An Early 19thC Plaster Portrait Bust of a Young Boy by William Spence (1793-1849)

Origin: British
Period: Regency/William IV
Provenance: Unknown
Date: c.1825-30
Height: 14.5”
Width: 8.5”
Depth: 6” or 3.5” at socle

The deftly executed plaster bust of a boy, signed to the reverse and mounted to a turned socle base, surviving from the early section of the nineteenth century by William Spence (1793-1849).

The bust has been restored and rebuilt at some stage. Therefore the signature and date and name of the sitter is difficult to make out as some parts of the plaster have had to be re-rendered which is fully reflected in its asking price.

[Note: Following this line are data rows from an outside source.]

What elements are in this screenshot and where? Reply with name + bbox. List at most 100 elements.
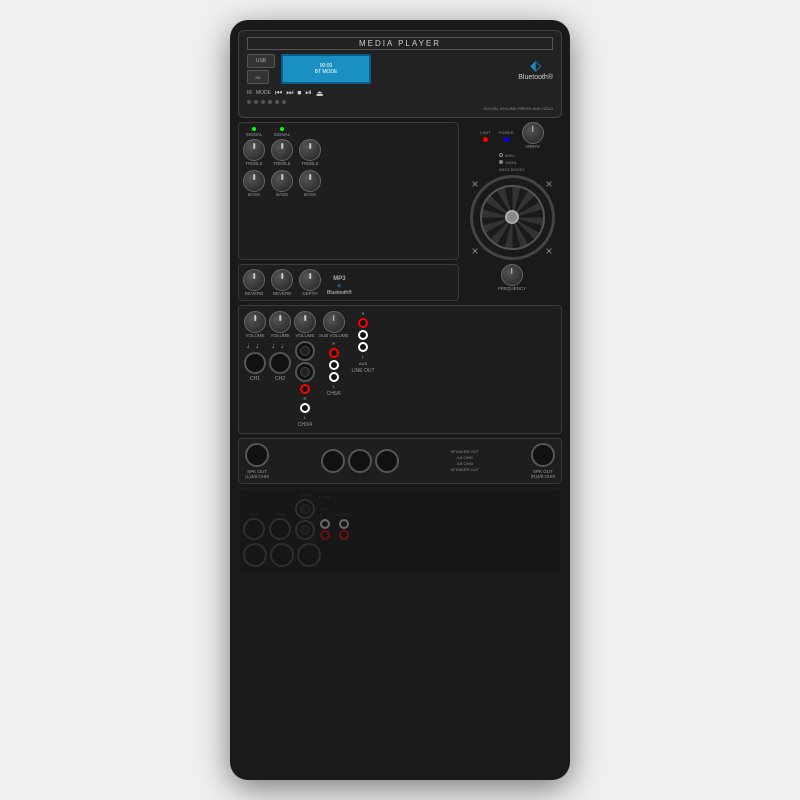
lcd-display: 00:00 BT MODE <box>281 54 371 84</box>
play-pause-button[interactable]: ⏯ <box>305 88 311 98</box>
usb-label: USB <box>256 58 266 64</box>
bluetooth-text: Bluetooth® <box>518 74 553 81</box>
channel-section: VOLUME ♩ ♩ CH1 VOLUME ♩ ♩ <box>238 305 562 434</box>
prev-button[interactable]: ⏮ <box>275 88 282 98</box>
ch34-jack-bottom[interactable] <box>295 362 315 382</box>
ch56-rca-l2[interactable] <box>329 372 339 382</box>
ch56-volume-knob[interactable] <box>323 311 345 333</box>
ch56-rca: R L <box>329 341 339 389</box>
reverb1-knob[interactable] <box>243 269 265 291</box>
frequency-knob[interactable] <box>501 264 523 286</box>
media-player-section: MEDIA PLAYER USB SD 00:00 BT MODE ⬖ Blue… <box>238 30 562 118</box>
ch1-volume-knob[interactable] <box>244 311 266 333</box>
ch3-bass-knob[interactable] <box>299 170 321 192</box>
frequency-group: FREQUENCY <box>498 264 526 292</box>
depth-knob[interactable] <box>299 269 321 291</box>
next-button[interactable]: ⏭ <box>286 88 293 98</box>
refl-j2 <box>295 499 315 519</box>
top-mixer-row: SIGNAL TREBLE SIGNAL TREBLE TREBLE <box>238 122 562 260</box>
ch3-bass-group: BASS <box>299 170 321 198</box>
bluetooth-badge: ⬖ Bluetooth® <box>518 57 553 81</box>
refl-line-l <box>339 519 349 529</box>
ch56-rca-l[interactable] <box>329 360 339 370</box>
ch34-volume-knob[interactable] <box>294 311 316 333</box>
right-panel: LIMIT POWER ARRAY 80Hz <box>462 122 562 260</box>
eject-button[interactable]: ⏏ <box>316 89 324 98</box>
device-panel: MEDIA PLAYER USB SD 00:00 BT MODE ⬖ Blue… <box>230 20 570 780</box>
ch2-volume-group: VOLUME <box>269 311 291 339</box>
array-knob[interactable] <box>522 122 544 144</box>
reflection-channels: CH1 CH2 CH3/4 R AUX L <box>243 493 557 540</box>
ch56-group: SUB VOLUME R L CH5/6 <box>319 311 349 397</box>
spk-center-jack1[interactable] <box>321 449 345 473</box>
ch1-signal-led <box>252 127 256 131</box>
refl-xlr2 <box>269 518 291 540</box>
ch56-rca-r[interactable] <box>329 348 339 358</box>
ch1-xlr-port[interactable] <box>244 352 266 374</box>
ch3-treble-group: TREBLE <box>299 139 321 167</box>
aux-label: AUX <box>359 361 367 366</box>
freq-100hz-dot <box>499 160 503 164</box>
corner-screw-bl: × <box>472 244 479 258</box>
fan-blade <box>480 185 545 250</box>
refl-line-out: LINE OUT <box>334 493 352 540</box>
ch3-treble-knob[interactable] <box>299 139 321 161</box>
ch34-rca-r-label: R <box>304 396 307 401</box>
mode-label: MODE <box>256 90 271 96</box>
reverb2-knob[interactable] <box>271 269 293 291</box>
limit-power-row: LIMIT POWER ARRAY <box>480 122 543 150</box>
freq-80hz[interactable]: 80Hz <box>499 153 525 158</box>
refl-ch34: CH3/4 <box>295 493 315 540</box>
ch2-bass-knob[interactable] <box>271 170 293 192</box>
spk-out-left-jack[interactable] <box>245 443 269 467</box>
depth-group: DEPTH <box>299 269 321 297</box>
line-out-rca-r[interactable] <box>358 318 368 328</box>
freq-100hz[interactable]: 100Hz <box>499 160 525 165</box>
refl-ch2: CH2 <box>269 493 291 540</box>
ch1-bass-group: BASS <box>243 170 265 198</box>
ch34-rca-l[interactable] <box>300 403 310 413</box>
line-out-rca-l2[interactable] <box>358 342 368 352</box>
spk-out-right-label: SPK OUT(R)4/8 OHM <box>531 469 555 479</box>
ch56-volume-group: SUB VOLUME <box>319 311 349 339</box>
line-out-rca: R L AUX <box>358 311 368 366</box>
stop-button[interactable]: ⏹ <box>297 88 301 98</box>
lcd-line2: BT MODE <box>315 69 338 75</box>
bluetooth2-icon: ⬖ <box>337 283 341 289</box>
ch1-bass-knob[interactable] <box>243 170 265 192</box>
ch2-group: VOLUME ♩ ♩ CH2 <box>269 311 291 382</box>
media-top-row: USB SD 00:00 BT MODE ⬖ Bluetooth® <box>247 54 553 84</box>
limit-led <box>483 137 488 142</box>
ch1-spk-icons: ♩ ♩ <box>247 341 264 350</box>
ir-label: IR <box>247 90 252 96</box>
ch34-rca-r[interactable] <box>300 384 310 394</box>
usb-slot[interactable]: USB <box>247 54 275 68</box>
ch1-treble-knob[interactable] <box>243 139 265 161</box>
reverb-section: REVERB REVERB DEPTH MP3 ⬖ Bluetooth® <box>238 264 459 302</box>
spk-center-jack2[interactable] <box>348 449 372 473</box>
corner-screw-tr: × <box>545 177 552 191</box>
ch2-xlr-port[interactable] <box>269 352 291 374</box>
refl-xlr1 <box>243 518 265 540</box>
ch1-spk-icon2: ♩ <box>256 341 264 350</box>
sd-slot[interactable]: SD <box>247 70 269 84</box>
ch34-jack-top[interactable] <box>295 341 315 361</box>
ch2-volume-knob[interactable] <box>269 311 291 333</box>
ch1-spk-icon1: ♩ <box>247 341 255 350</box>
refl-jack3 <box>297 543 321 567</box>
line-out-rca-l[interactable] <box>358 330 368 340</box>
ch34-group: VOLUME R L CH3/4 <box>294 311 316 428</box>
ch2-treble-knob[interactable] <box>271 139 293 161</box>
freq-80hz-label: 80Hz <box>505 153 514 158</box>
refl-ch56-rca: R AUX L <box>320 501 330 540</box>
signal-treble-row: SIGNAL TREBLE SIGNAL TREBLE TREBLE <box>243 127 454 166</box>
ch2-spk-icons: ♩ ♩ <box>272 341 289 350</box>
spk-out-right-jack[interactable] <box>531 443 555 467</box>
spk-center-jacks <box>321 449 399 473</box>
refl-rca-l <box>320 519 330 529</box>
refl-jack2 <box>270 543 294 567</box>
mode-dots <box>247 100 553 104</box>
spk-center-jack3[interactable] <box>375 449 399 473</box>
refl-jack1 <box>243 543 267 567</box>
ch2-bass-group: BASS <box>271 170 293 198</box>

He stands true and is now in complete order.

William Spence (1793-1849) was a near contemporary of John Gibson, with whom he worked at Messrs. Franceys. Spence went on to become a partner in the firm, and though he stayed in Liverpool he was able to send his son Benjamin (1822-66) to study and practise as a sculptor in Rome, following in Gibson's footsteps. There are busts by Spence of William Roscoe in the National Portrait Gallery and Manchester Art Gallery and of Reverend H.McNeile in the Walker Art Gallery.

This portrait bust may well be of his son Benjamin, which would date it at around 1828 when he would have been six years old.

A finely realised portrait by a well listed sculptor.